I have a boys name for a start. "John is a boy" is taken-to-be-true, but in the depths of self inquiry, what truth is this discursive proposition? The penis makes it true, I guess, and the fact that I lie on one side of the procreative duality more generally.
The narrative that organises sex, "boy" or "girl", is the fundamental basis of the entire discourse used to organise society. Society's first priority is to reproduce itself, and that necessitates biological reproduction, so this biological imperative is the first thing that has to be organised. The whole of social order, the very survival of culture, rests on this one question: "is it a boy or a girl?" And this is the primary data that underpins the means by which a 'person' is known. Type boy/Type girl.
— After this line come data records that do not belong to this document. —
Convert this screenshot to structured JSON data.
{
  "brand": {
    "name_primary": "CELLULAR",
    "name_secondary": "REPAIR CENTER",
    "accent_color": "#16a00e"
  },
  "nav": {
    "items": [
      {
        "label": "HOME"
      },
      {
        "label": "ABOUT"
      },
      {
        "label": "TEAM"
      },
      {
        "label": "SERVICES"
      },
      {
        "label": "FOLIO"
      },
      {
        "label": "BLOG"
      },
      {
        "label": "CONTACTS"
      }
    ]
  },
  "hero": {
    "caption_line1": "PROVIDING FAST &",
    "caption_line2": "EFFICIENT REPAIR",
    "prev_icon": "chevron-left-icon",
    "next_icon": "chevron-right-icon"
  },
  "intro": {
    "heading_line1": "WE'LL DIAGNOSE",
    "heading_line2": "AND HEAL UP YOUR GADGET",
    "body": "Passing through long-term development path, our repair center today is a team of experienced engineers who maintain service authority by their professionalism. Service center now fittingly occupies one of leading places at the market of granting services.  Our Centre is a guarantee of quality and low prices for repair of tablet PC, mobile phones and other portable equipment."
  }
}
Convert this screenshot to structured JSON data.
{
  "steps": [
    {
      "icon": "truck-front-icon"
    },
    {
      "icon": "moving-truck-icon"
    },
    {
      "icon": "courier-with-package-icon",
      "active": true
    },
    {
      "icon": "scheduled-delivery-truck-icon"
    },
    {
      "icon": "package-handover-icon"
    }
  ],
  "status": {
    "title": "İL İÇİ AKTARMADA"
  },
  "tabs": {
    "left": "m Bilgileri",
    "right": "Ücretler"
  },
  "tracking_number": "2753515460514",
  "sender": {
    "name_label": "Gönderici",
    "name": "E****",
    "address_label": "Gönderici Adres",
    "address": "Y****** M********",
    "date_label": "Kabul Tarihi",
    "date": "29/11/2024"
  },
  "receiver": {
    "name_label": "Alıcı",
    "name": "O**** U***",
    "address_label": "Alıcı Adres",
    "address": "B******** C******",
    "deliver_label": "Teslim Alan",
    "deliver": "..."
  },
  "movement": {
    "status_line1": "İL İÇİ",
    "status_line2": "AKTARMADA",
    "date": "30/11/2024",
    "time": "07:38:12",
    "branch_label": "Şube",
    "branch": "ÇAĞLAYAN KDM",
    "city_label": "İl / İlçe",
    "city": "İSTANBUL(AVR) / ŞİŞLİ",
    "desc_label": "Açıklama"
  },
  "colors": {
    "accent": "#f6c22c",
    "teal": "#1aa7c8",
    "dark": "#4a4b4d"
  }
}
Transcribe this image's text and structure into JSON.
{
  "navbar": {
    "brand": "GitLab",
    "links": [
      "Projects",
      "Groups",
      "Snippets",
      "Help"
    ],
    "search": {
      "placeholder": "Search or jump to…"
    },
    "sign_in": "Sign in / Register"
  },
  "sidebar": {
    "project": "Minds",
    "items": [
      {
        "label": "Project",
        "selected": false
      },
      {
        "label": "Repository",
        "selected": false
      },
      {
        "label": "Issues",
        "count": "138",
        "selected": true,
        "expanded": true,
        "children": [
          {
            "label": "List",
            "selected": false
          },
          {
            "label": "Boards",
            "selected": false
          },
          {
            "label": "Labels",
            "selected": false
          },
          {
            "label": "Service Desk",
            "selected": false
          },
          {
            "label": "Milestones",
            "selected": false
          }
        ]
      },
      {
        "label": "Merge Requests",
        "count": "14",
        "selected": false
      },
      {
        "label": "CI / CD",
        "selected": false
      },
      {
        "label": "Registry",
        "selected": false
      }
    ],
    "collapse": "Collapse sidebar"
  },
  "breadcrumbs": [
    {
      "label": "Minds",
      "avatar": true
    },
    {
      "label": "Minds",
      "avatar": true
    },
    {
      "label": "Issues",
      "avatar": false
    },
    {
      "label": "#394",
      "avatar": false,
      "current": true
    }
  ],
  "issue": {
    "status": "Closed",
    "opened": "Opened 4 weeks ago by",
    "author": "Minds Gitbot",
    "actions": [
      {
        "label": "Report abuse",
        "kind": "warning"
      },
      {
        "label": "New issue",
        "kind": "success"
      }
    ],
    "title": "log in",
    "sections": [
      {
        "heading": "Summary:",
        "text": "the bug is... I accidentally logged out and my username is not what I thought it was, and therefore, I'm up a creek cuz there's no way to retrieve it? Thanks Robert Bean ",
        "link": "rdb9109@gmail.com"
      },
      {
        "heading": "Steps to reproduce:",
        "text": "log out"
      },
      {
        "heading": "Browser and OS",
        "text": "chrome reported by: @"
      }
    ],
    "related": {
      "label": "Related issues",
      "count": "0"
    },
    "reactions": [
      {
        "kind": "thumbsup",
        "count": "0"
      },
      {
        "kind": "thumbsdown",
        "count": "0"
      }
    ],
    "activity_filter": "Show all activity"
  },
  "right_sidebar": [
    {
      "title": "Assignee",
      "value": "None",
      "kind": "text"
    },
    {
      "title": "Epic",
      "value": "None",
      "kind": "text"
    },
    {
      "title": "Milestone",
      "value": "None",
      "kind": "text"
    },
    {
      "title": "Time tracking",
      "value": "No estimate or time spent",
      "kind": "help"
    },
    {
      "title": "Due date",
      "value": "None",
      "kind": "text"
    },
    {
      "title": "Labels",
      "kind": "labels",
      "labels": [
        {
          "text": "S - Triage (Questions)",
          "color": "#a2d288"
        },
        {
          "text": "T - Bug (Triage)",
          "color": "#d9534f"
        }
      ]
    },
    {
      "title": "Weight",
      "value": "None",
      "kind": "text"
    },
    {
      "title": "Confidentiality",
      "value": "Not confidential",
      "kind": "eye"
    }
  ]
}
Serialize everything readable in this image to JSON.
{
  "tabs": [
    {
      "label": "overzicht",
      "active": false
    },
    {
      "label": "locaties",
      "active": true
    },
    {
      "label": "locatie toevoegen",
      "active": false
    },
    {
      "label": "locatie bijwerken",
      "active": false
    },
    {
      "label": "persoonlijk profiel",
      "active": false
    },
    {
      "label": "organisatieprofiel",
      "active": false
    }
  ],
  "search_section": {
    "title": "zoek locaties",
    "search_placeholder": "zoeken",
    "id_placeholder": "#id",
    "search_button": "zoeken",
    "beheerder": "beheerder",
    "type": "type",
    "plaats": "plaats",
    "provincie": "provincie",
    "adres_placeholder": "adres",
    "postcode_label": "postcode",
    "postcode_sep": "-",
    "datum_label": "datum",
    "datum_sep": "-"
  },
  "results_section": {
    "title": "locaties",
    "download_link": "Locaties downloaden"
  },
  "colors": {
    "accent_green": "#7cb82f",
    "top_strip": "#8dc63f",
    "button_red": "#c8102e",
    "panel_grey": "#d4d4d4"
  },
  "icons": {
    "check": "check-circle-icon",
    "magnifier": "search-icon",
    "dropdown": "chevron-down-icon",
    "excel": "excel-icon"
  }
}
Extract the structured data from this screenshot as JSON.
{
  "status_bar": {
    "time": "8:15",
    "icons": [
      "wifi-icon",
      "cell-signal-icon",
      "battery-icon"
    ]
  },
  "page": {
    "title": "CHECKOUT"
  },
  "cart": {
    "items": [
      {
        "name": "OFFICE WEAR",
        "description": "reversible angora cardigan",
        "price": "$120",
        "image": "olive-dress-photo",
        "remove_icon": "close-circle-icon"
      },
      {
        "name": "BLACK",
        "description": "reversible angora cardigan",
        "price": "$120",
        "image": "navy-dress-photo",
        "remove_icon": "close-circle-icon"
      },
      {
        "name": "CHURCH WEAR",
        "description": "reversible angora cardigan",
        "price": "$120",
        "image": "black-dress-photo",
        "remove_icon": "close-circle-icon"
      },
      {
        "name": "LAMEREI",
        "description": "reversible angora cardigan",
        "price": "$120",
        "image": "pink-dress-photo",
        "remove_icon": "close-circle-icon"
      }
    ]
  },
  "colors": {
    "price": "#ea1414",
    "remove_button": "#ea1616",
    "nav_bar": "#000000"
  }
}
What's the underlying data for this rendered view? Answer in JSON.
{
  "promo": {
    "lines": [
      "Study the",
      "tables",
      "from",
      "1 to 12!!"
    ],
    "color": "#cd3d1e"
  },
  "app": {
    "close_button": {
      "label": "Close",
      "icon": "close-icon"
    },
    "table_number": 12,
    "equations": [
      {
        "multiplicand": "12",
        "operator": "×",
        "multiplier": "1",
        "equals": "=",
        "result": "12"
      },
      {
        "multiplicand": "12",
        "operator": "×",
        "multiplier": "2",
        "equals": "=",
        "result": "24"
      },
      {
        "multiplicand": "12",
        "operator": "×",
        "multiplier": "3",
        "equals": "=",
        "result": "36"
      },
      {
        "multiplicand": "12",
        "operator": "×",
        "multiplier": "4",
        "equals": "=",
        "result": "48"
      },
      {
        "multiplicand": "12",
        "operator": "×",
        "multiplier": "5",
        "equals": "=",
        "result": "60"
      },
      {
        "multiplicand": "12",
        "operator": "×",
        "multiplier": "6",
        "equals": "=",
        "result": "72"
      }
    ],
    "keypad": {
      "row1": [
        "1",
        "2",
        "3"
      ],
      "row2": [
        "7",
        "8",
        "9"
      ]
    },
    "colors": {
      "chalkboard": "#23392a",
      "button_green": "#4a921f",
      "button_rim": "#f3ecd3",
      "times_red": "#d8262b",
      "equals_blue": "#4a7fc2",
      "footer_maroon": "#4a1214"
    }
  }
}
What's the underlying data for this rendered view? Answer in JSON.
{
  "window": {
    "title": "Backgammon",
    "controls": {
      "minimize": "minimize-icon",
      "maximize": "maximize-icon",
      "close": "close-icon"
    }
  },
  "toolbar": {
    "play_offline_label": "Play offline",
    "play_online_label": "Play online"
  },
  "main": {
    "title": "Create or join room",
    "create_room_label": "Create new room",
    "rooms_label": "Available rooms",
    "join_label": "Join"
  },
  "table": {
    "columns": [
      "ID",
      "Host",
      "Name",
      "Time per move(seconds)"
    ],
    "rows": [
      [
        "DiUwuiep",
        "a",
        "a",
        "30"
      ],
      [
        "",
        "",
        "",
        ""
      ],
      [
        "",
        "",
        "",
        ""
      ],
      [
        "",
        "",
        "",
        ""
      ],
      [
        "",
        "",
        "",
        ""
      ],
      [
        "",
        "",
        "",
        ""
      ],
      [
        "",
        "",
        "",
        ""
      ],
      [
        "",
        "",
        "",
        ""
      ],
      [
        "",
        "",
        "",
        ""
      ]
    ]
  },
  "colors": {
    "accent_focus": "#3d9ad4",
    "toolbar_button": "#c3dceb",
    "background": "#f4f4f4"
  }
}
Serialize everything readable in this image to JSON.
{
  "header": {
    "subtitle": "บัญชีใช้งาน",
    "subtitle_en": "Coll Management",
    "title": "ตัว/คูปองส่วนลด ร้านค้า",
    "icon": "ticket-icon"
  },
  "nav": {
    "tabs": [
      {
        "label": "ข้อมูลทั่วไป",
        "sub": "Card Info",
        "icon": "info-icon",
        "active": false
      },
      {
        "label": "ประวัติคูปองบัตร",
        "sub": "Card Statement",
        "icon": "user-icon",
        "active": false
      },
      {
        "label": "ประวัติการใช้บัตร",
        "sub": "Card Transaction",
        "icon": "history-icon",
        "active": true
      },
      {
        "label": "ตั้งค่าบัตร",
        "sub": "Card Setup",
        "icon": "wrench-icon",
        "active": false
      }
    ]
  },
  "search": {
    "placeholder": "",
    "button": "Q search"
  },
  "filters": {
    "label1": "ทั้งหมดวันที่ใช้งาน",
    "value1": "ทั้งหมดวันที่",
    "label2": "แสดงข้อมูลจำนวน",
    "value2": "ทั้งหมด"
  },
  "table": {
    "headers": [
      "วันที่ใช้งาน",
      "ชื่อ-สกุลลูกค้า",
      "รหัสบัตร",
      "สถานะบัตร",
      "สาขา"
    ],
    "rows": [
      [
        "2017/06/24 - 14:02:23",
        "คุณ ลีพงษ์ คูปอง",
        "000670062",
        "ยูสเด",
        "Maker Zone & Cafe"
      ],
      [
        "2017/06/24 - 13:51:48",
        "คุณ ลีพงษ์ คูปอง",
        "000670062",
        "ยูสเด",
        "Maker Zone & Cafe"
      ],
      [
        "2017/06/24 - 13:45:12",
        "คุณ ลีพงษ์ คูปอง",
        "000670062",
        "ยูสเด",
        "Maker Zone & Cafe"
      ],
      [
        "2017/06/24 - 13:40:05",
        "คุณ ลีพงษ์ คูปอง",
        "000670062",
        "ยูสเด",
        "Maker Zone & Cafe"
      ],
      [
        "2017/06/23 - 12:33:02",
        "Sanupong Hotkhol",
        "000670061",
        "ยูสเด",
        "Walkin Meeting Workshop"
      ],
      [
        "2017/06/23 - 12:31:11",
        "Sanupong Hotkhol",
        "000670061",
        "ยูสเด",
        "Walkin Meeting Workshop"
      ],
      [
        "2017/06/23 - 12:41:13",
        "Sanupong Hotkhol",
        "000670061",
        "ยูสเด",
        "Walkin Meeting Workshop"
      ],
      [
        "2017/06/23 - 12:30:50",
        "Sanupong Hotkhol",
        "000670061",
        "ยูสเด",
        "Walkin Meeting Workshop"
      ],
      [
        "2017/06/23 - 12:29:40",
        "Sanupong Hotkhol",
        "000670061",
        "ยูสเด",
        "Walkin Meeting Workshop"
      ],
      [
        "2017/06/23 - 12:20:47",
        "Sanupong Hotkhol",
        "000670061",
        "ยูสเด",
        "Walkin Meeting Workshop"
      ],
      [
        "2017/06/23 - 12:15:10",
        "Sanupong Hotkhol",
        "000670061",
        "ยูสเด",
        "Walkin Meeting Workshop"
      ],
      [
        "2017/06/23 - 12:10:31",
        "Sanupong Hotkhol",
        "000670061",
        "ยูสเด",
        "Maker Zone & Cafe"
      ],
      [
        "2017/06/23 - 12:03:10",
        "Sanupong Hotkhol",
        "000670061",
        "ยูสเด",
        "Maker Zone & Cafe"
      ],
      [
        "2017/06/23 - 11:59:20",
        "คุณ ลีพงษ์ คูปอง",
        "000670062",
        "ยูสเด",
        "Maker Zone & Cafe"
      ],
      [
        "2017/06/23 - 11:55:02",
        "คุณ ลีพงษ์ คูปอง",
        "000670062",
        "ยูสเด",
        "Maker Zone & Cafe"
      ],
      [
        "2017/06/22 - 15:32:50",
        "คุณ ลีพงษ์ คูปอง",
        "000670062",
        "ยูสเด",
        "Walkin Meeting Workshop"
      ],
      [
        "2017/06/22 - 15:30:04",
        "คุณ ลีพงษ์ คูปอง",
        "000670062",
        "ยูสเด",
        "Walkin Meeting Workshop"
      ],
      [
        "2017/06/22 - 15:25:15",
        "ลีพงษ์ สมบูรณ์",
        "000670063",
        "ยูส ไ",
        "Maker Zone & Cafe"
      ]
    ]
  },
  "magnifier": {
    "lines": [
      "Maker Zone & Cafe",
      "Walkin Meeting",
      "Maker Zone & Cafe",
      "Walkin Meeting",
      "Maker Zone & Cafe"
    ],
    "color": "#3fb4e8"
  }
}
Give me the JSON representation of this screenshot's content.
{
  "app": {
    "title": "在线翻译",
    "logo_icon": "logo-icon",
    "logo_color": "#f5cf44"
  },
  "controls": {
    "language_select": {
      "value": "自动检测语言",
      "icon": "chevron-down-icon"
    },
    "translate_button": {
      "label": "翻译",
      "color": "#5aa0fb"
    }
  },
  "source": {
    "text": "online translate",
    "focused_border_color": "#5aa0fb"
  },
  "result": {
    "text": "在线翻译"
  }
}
When Prince merged these two types into one un-pronounceable symbol that represented himself, sexlessness also became nameless. The true Tao. Prince became "formally known as...", but currently unknown. This disrupted everything. People didn't know what to call him, and no such character existed as text by which to centralise discourse. There was so much to say, nut no referential basis by which to cohere it, and when the central cog of the spinning discursive wheel was removed, the spokes narrative flailed about pointlessly as the crux of the power in knowledge, the 'gendername' evaporated.
As the Tao Te Ching suggest, only that which is not-true can be named, and all that is said refers to the name.